The investigators conducted neuropathological assessment of white matter rarefaction and arteriolosclerosis severity; number of infarcts, microinfarcts, microbleeds, and phosphorylated tau accumulation determined by CTE stage; and semiquantitative rating of dorsolateral frontal cortex (DLFC) neurofibrillary tangles (NFT). Informant-based retrospective clinical interviews determined dementia diagnoses via diagnostic consensus conferences. Of the 180 patients, 120 (66.7%) were found to have dementia prior to death. Moderate to severe white matter rarefaction (84 of 180 [46.6%]) and arteriolosclerosis (85 of 180 [47.2%]) were common, but infarcts, microinfarcts, and microbleeds were not common. Using a simultaneous equations regression model that controlled for age and race, they found that more years of play was associated with more severe white matter rarefaction and greater phosphorylated tau accumulation. White matter rarefaction and DLFC NFTs were associated with dementia. Arteriolosclerosis and years of play were not associated with dementia, but arteriolosclerosis was independently associated with dementia.
Physicians evaluating and treating athletes, especially those involved in contact sports such as U.S. football, are concerned by the increasing evidence that repetitive concussive and subconcussive brain trauma leads to CTE. Patients with CTE present with cognitive and neuropsychiatric disturbances that can progress to dementia in some cases.1 It is unclear whether dementia in CTE patients is the result of neuropathologic changes associated with repetitive head injury or if other non-head trauma-associated pathologic changes also contribute. To confound matters, post-traumatic proteinopathies have similarities to dementias such as Alzheimer’s disease (AD). So, while it is difficult to disentangle the neuropathological changes induced by repetitive head trauma from those induced by a progressive neurodegenerative disorder such as AD, the mechanism by which head trauma can trigger neurodegeneration increasingly is understood. Diffuse axonal injury disrupts microtubule function, providing the potential framework for pathologies of tau and amyloid to develop. While CTE only can be identified confidently at postmortem, imaging biomarkers, such as magnetic resonance imaging and positron emission tomography, and fluid biomarkers, such as neurofilament light, can be used to characterize endophenotypes associated with distinct types of post-traumatic neurodegeneration.

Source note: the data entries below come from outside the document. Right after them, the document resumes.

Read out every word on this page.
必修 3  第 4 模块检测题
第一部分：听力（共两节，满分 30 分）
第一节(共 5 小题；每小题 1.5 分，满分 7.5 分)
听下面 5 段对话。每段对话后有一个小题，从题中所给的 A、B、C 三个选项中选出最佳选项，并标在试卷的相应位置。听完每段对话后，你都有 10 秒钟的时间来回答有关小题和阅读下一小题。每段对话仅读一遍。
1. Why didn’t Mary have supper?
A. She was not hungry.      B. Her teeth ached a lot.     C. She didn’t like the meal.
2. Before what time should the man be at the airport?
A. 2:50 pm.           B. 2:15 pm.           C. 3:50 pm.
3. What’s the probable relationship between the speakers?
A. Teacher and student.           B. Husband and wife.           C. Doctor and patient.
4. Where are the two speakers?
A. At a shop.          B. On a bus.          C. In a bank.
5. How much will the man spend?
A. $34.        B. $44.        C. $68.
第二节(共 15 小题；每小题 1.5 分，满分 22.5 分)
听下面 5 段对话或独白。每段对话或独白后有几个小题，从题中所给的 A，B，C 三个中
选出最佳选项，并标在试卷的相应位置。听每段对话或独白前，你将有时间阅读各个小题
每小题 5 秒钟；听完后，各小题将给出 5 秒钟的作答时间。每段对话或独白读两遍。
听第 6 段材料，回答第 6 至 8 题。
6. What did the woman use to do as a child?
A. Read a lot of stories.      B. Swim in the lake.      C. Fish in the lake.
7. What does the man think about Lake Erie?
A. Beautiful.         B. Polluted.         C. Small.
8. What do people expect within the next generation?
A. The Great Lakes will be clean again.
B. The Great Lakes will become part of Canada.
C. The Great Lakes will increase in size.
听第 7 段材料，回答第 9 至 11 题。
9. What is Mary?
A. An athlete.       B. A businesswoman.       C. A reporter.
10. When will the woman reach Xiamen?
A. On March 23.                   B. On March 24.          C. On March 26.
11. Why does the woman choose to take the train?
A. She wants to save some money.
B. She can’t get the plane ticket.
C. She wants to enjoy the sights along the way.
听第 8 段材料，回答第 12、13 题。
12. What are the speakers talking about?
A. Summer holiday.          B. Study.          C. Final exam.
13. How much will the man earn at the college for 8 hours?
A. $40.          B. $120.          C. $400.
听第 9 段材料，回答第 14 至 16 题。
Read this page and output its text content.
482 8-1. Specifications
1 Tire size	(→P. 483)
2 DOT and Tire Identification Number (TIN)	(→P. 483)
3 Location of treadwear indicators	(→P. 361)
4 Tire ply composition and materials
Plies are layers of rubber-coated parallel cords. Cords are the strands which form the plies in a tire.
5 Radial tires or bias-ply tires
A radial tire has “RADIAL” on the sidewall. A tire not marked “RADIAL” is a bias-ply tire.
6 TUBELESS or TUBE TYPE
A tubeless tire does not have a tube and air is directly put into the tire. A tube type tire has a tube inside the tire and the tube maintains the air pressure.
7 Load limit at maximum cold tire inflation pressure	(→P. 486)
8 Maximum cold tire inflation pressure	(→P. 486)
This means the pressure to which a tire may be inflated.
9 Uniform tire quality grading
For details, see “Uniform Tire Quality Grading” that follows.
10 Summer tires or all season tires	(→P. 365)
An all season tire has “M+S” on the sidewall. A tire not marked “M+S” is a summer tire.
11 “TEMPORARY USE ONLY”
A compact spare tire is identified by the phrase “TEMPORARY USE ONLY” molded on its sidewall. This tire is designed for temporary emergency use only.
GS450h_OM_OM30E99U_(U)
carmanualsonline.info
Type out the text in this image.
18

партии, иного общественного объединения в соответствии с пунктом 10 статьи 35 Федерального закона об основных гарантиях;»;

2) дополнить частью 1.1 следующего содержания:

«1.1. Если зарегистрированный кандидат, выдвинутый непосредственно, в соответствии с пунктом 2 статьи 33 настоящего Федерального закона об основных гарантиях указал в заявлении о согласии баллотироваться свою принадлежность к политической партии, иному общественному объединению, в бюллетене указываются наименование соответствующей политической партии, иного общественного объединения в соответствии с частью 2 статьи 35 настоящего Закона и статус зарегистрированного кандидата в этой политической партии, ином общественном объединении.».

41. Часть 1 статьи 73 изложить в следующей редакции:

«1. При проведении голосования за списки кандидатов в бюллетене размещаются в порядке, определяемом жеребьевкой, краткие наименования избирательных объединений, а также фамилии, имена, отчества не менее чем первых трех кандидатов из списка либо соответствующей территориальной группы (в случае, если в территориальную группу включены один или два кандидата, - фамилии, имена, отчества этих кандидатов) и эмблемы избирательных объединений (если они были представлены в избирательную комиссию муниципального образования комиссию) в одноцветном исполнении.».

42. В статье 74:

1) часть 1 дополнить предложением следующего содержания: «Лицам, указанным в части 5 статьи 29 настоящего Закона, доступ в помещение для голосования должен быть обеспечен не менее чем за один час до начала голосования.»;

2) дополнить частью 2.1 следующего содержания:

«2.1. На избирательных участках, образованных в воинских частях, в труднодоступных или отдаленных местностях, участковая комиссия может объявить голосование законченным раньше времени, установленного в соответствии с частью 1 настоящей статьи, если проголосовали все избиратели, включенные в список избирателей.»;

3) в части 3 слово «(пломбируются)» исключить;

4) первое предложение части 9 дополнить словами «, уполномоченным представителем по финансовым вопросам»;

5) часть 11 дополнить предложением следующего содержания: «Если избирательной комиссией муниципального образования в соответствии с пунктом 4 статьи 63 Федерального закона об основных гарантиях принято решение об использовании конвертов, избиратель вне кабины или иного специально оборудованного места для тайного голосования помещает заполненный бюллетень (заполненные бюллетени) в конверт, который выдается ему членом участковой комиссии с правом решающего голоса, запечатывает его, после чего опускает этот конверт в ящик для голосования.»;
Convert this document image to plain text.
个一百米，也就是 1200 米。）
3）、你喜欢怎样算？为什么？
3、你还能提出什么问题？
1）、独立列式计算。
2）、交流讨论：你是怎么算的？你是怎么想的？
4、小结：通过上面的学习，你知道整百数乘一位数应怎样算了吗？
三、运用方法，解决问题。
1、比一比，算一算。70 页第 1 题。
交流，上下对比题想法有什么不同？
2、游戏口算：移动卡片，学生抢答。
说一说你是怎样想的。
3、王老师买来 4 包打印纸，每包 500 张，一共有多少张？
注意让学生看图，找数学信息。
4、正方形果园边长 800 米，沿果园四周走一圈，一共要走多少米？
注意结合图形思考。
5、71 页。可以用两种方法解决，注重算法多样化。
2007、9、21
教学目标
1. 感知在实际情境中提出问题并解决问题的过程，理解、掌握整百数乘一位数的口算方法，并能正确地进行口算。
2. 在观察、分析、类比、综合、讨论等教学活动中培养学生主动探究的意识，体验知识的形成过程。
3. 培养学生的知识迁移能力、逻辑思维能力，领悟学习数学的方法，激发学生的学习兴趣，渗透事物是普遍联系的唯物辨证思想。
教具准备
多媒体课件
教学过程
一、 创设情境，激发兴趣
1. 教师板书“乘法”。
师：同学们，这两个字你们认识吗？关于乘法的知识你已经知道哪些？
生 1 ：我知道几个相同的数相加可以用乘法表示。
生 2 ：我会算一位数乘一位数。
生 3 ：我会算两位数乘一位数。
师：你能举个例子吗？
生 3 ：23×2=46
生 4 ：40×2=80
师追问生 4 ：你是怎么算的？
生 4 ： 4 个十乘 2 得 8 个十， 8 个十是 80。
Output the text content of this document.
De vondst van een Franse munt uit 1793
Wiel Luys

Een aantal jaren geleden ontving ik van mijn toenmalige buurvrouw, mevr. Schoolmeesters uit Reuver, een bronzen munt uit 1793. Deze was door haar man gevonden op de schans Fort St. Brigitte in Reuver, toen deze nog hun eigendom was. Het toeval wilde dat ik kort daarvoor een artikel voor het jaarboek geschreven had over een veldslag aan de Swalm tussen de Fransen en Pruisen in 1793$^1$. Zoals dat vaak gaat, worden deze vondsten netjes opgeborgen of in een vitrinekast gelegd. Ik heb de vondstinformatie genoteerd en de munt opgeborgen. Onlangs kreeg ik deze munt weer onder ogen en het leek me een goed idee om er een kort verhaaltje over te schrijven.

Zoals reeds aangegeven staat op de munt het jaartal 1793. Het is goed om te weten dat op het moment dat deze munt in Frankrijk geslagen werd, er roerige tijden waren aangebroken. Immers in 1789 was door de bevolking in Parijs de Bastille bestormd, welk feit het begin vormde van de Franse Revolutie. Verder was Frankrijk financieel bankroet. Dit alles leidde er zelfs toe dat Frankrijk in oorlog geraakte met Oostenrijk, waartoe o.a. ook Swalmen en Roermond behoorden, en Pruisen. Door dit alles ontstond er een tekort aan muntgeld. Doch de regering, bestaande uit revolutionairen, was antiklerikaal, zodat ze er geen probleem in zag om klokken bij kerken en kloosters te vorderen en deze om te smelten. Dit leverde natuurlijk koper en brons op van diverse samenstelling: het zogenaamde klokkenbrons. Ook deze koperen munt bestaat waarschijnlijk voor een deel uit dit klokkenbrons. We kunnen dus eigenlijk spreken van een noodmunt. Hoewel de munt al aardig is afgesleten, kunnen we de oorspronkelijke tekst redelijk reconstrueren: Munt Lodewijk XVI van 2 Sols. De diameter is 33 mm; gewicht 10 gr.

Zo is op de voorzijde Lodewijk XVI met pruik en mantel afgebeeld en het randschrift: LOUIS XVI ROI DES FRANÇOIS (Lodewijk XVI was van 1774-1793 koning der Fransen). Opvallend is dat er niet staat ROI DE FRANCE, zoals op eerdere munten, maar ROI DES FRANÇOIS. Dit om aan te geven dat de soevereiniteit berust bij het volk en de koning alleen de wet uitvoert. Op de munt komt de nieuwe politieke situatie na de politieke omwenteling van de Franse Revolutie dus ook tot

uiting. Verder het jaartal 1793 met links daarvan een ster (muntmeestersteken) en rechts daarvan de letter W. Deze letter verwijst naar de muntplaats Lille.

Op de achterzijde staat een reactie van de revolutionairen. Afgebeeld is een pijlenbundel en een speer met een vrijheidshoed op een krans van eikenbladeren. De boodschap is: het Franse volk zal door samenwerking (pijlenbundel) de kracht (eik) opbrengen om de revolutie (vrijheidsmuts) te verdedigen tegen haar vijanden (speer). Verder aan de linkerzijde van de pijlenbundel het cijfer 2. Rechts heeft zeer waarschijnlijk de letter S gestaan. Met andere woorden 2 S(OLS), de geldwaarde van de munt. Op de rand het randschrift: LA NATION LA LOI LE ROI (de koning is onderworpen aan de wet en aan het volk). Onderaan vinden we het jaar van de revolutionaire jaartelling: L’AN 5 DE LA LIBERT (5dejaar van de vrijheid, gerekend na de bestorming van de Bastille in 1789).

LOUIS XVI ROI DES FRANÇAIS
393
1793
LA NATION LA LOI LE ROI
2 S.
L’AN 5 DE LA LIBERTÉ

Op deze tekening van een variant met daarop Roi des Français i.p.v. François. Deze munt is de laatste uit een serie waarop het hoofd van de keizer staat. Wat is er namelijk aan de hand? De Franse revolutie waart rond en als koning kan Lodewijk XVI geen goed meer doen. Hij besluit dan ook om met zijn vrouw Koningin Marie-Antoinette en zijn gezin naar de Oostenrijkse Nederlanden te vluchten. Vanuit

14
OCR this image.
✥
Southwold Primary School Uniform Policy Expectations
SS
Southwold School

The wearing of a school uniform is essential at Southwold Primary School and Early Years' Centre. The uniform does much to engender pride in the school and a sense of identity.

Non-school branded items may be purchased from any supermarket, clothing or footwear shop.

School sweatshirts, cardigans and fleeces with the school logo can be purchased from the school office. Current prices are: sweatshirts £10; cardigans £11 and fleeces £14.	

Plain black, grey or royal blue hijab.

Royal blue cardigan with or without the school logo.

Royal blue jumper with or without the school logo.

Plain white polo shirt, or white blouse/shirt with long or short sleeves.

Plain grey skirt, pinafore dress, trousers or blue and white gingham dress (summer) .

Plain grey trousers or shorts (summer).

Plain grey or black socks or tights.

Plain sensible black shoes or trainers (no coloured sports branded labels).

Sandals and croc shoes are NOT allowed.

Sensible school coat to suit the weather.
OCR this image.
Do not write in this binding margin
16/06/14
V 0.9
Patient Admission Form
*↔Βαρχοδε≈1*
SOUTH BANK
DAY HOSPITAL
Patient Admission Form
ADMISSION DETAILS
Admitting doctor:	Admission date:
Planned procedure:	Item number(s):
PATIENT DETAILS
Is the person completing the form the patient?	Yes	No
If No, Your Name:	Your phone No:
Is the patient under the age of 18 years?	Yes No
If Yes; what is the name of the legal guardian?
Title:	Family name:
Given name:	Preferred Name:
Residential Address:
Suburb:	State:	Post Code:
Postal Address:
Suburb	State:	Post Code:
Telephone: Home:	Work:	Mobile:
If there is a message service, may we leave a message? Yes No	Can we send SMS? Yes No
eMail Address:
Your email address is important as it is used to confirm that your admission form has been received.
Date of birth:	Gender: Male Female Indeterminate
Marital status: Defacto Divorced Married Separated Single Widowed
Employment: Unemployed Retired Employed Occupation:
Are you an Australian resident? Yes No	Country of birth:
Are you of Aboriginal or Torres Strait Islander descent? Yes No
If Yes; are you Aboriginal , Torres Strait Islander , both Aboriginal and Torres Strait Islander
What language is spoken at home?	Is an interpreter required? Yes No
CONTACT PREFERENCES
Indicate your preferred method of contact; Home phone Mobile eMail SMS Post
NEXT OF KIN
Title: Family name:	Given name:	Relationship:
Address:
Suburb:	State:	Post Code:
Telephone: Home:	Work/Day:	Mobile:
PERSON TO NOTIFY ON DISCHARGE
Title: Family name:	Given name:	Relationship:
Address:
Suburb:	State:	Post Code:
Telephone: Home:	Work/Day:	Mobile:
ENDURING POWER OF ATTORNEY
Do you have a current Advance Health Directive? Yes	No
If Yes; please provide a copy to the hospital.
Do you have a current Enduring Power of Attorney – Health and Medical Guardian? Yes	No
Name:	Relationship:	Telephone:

It is likely that football players who suffer repetitive head trauma and also have multiple vascular risk factors for cerebrovascular disease are most at risk for developing dementia in association with CTE. Clinical trials addressing some of these factors with neuroprotective and disease-modifying treatments are needed.
- Graham NS, Sharp DJ. Understanding neurodegeneration after traumatic brain injury: From mechanisms to clinical trials in dementia. J Neurol Neurosurg Psychiatry 2019;90:1221-1233.